Nanit ist das Start-up für überforderte oder sorgenvolle Eltern, die alles darangeben, dass ihr Kind unter besten Bedingungen aufwächst und den erholsamsten Schlaf bekommt, den es haben kann.

Wie das gehen soll? Big Brother is watching you!
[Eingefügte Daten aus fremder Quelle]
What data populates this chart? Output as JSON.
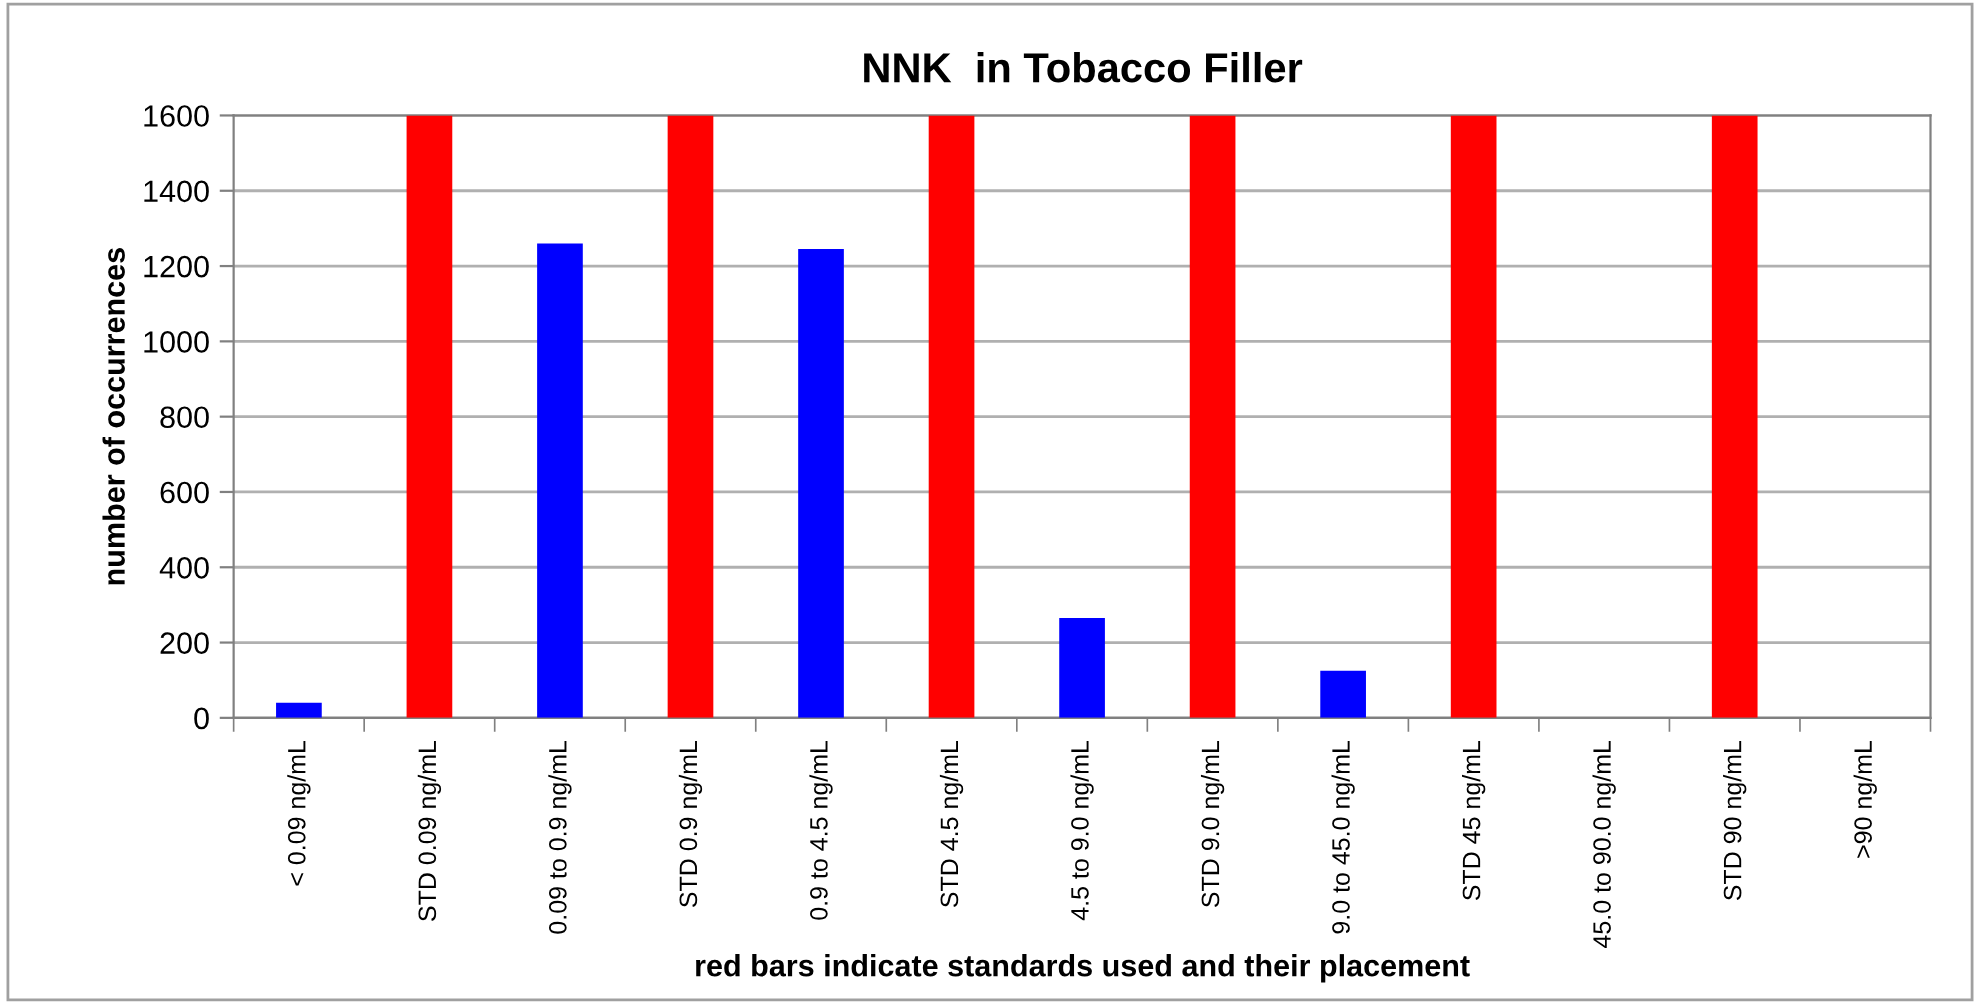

Durch eine Überwachungsfunktion des Babys im Schlaf – allerdings ohne, dass dem Baby irgendwelche Geräte oder Kabel angelegt werden müssen. Die angebrachten Kamerasensoren sind in der Lage, den Schlaf zu analysieren, damit Eltern das Notwendige unternehmen können, um diesen für das Kind zu verbessern. Fraglich ist, wie deutsche Eltern mit Datenschutz-Sorgen darauf reagieren werden…

FoodFaves

Zurück zum Food – aber nicht unbedingt Fast. Jeder kennt wohl das Gefühl, Lust auf ein bestimmtes Gericht zu haben… nun ja, nichts Bestimmtes, aber vielleicht etwas grünes, gelbes oder etwas mit Käse? FoodFaves erleichtert den Amerikanern bereits heute das Leben und hilft ihnen bei der Auswahl eines Restaurants durch Bildergalerien, die der Nutzer der App durchwischen kann – ganz nach dem Tinder-Konzept. Durch einen Algorithmus werden dem Nutzer dann passende Restaurants in der Nähe angezeigt. Das Start-up finanziert sich durch Gebühren der teilnehmenden Restaurants.
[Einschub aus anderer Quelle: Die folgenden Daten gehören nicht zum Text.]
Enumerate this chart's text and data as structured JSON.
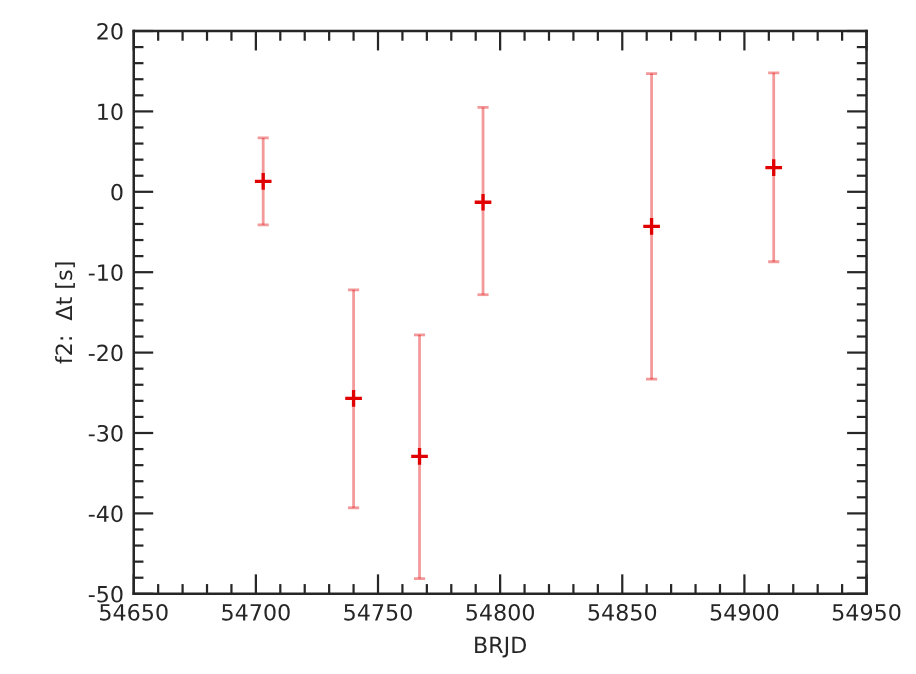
{
  "chart_data": {
    "type": "scatter",
    "xlabel": "BRJD",
    "ylabel": "f2:  Δt [s]",
    "x": [
      54703,
      54740,
      54767,
      54793,
      54862,
      54912
    ],
    "series": [
      {
        "color": "#e00000",
        "values": [
          1.3,
          -25.7,
          -32.9,
          -1.3,
          -4.3,
          3.0
        ],
        "errors": [
          [
            -4.1,
            6.7
          ],
          [
            -39.3,
            -12.2
          ],
          [
            -48.1,
            -17.8
          ],
          [
            -12.8,
            10.5
          ],
          [
            -23.3,
            14.7
          ],
          [
            -8.7,
            14.8
          ]
        ]
      }
    ],
    "marker": "cross",
    "xlim": [
      54650,
      54950
    ],
    "xticks": [
      54650,
      54700,
      54750,
      54800,
      54850,
      54900,
      54950
    ],
    "ylim": [
      -50,
      20
    ],
    "yticks": [
      -50,
      -40,
      -30,
      -20,
      -10,
      0,
      10,
      20
    ],
    "grid": false,
    "legend": false
  }
}
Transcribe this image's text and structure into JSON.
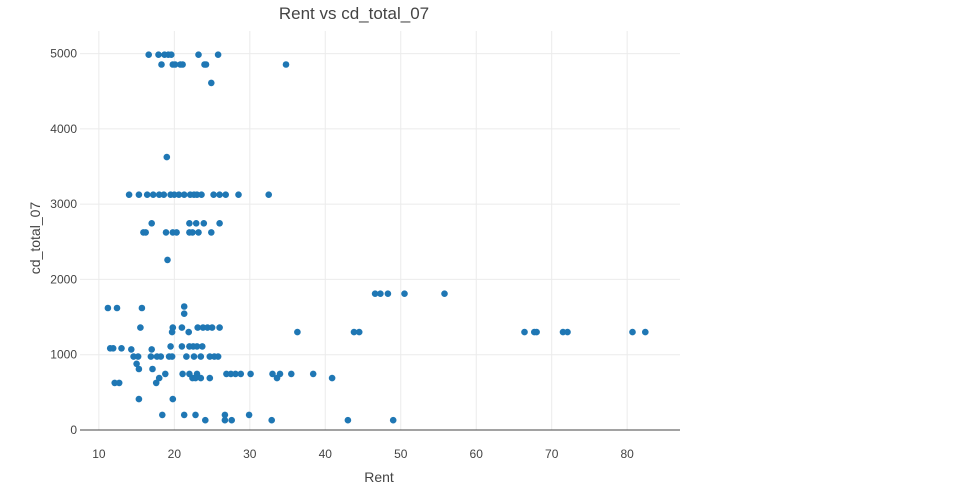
{
  "chart_data": {
    "type": "scatter",
    "title": "Rent vs cd_total_07",
    "xlabel": "Rent",
    "ylabel": "cd_total_07",
    "xlim": [
      7.5,
      87
    ],
    "ylim": [
      0,
      5300
    ],
    "xticks": [
      "10",
      "20",
      "30",
      "40",
      "50",
      "60",
      "70",
      "80"
    ],
    "yticks": [
      "0",
      "1000",
      "2000",
      "3000",
      "4000",
      "5000"
    ],
    "grid": true,
    "marker_color": "#1f77b4",
    "series": [
      {
        "points": [
          [
            16.6,
            4985
          ],
          [
            17.9,
            4985
          ],
          [
            18.7,
            4985
          ],
          [
            19.2,
            4985
          ],
          [
            19.6,
            4985
          ],
          [
            23.2,
            4985
          ],
          [
            25.8,
            4985
          ],
          [
            18.3,
            4855
          ],
          [
            19.8,
            4855
          ],
          [
            20.1,
            4855
          ],
          [
            20.8,
            4855
          ],
          [
            21.1,
            4855
          ],
          [
            24.0,
            4855
          ],
          [
            24.2,
            4855
          ],
          [
            34.8,
            4855
          ],
          [
            24.9,
            4610
          ],
          [
            19.0,
            3625
          ],
          [
            14.0,
            3125
          ],
          [
            15.3,
            3125
          ],
          [
            16.4,
            3125
          ],
          [
            17.2,
            3125
          ],
          [
            18.0,
            3125
          ],
          [
            18.6,
            3125
          ],
          [
            19.5,
            3125
          ],
          [
            20.0,
            3125
          ],
          [
            20.6,
            3125
          ],
          [
            21.3,
            3125
          ],
          [
            22.1,
            3125
          ],
          [
            22.6,
            3125
          ],
          [
            23.0,
            3125
          ],
          [
            23.6,
            3125
          ],
          [
            25.2,
            3125
          ],
          [
            26.0,
            3125
          ],
          [
            26.8,
            3125
          ],
          [
            28.5,
            3125
          ],
          [
            32.5,
            3125
          ],
          [
            17.0,
            2745
          ],
          [
            22.0,
            2745
          ],
          [
            22.9,
            2745
          ],
          [
            23.9,
            2745
          ],
          [
            26.0,
            2745
          ],
          [
            15.9,
            2625
          ],
          [
            16.2,
            2625
          ],
          [
            18.9,
            2625
          ],
          [
            19.8,
            2625
          ],
          [
            20.3,
            2625
          ],
          [
            22.0,
            2625
          ],
          [
            22.4,
            2625
          ],
          [
            23.2,
            2625
          ],
          [
            24.9,
            2625
          ],
          [
            19.1,
            2260
          ],
          [
            46.6,
            1810
          ],
          [
            47.3,
            1810
          ],
          [
            48.3,
            1810
          ],
          [
            50.5,
            1810
          ],
          [
            55.8,
            1810
          ],
          [
            11.2,
            1620
          ],
          [
            12.4,
            1620
          ],
          [
            15.7,
            1620
          ],
          [
            21.3,
            1640
          ],
          [
            21.3,
            1545
          ],
          [
            15.5,
            1360
          ],
          [
            19.8,
            1360
          ],
          [
            21.0,
            1360
          ],
          [
            23.1,
            1360
          ],
          [
            23.8,
            1360
          ],
          [
            24.4,
            1360
          ],
          [
            25.0,
            1360
          ],
          [
            26.0,
            1360
          ],
          [
            19.7,
            1300
          ],
          [
            21.9,
            1300
          ],
          [
            36.3,
            1300
          ],
          [
            43.8,
            1300
          ],
          [
            44.5,
            1300
          ],
          [
            66.4,
            1300
          ],
          [
            67.7,
            1300
          ],
          [
            68.0,
            1300
          ],
          [
            71.5,
            1300
          ],
          [
            72.1,
            1300
          ],
          [
            80.7,
            1300
          ],
          [
            82.4,
            1300
          ],
          [
            11.5,
            1085
          ],
          [
            11.9,
            1085
          ],
          [
            13.0,
            1085
          ],
          [
            14.3,
            1070
          ],
          [
            17.0,
            1070
          ],
          [
            19.5,
            1110
          ],
          [
            21.0,
            1110
          ],
          [
            22.0,
            1110
          ],
          [
            22.5,
            1110
          ],
          [
            23.0,
            1110
          ],
          [
            23.7,
            1110
          ],
          [
            14.6,
            975
          ],
          [
            15.2,
            975
          ],
          [
            16.9,
            975
          ],
          [
            17.7,
            975
          ],
          [
            18.2,
            975
          ],
          [
            19.3,
            975
          ],
          [
            19.7,
            975
          ],
          [
            21.6,
            975
          ],
          [
            22.6,
            975
          ],
          [
            23.5,
            975
          ],
          [
            24.7,
            975
          ],
          [
            25.3,
            975
          ],
          [
            25.8,
            975
          ],
          [
            15.0,
            880
          ],
          [
            15.3,
            810
          ],
          [
            17.1,
            810
          ],
          [
            18.8,
            745
          ],
          [
            21.1,
            745
          ],
          [
            22.0,
            745
          ],
          [
            23.0,
            745
          ],
          [
            26.9,
            745
          ],
          [
            27.5,
            745
          ],
          [
            28.1,
            745
          ],
          [
            28.8,
            745
          ],
          [
            30.1,
            745
          ],
          [
            33.0,
            745
          ],
          [
            34.0,
            745
          ],
          [
            35.5,
            745
          ],
          [
            38.4,
            745
          ],
          [
            18.0,
            690
          ],
          [
            22.4,
            690
          ],
          [
            22.8,
            690
          ],
          [
            23.5,
            690
          ],
          [
            24.7,
            690
          ],
          [
            33.6,
            690
          ],
          [
            40.9,
            690
          ],
          [
            12.1,
            625
          ],
          [
            12.7,
            625
          ],
          [
            17.6,
            625
          ],
          [
            15.3,
            410
          ],
          [
            19.8,
            410
          ],
          [
            18.4,
            200
          ],
          [
            21.3,
            200
          ],
          [
            22.8,
            200
          ],
          [
            26.7,
            200
          ],
          [
            29.9,
            200
          ],
          [
            24.1,
            130
          ],
          [
            26.7,
            130
          ],
          [
            27.6,
            130
          ],
          [
            32.9,
            130
          ],
          [
            43.0,
            130
          ],
          [
            49.0,
            130
          ]
        ]
      }
    ]
  }
}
Oder...Wie wäre es mit einem spannenden kanadischen Konzept?

Fazit:

Amerika hat das Franchising Konzept nicht nur erfunden, weiterentwickelt und verbreitet, sondern wahrhaftig auch perfektioniert. Von den klassischen Branchen bis hin zu den ausgefallensten Ideen und Möglichkeiten haben es die amerikanischen Franchiseunternehmen geschafft Fuß zu fassen und ihre außergewöhnlichen Konzepte zum Erfolg zu führen. Deutschland öffnet sich nun auch immer mehr und hat das Franchising in bestimmten Industrien übernommen. Doch wer weiß, vielleicht haben wir ja in einigen Jahren ebenso eine Vielfalt an Franchiseunternehmen, wie diese in Amerika bereits existieren.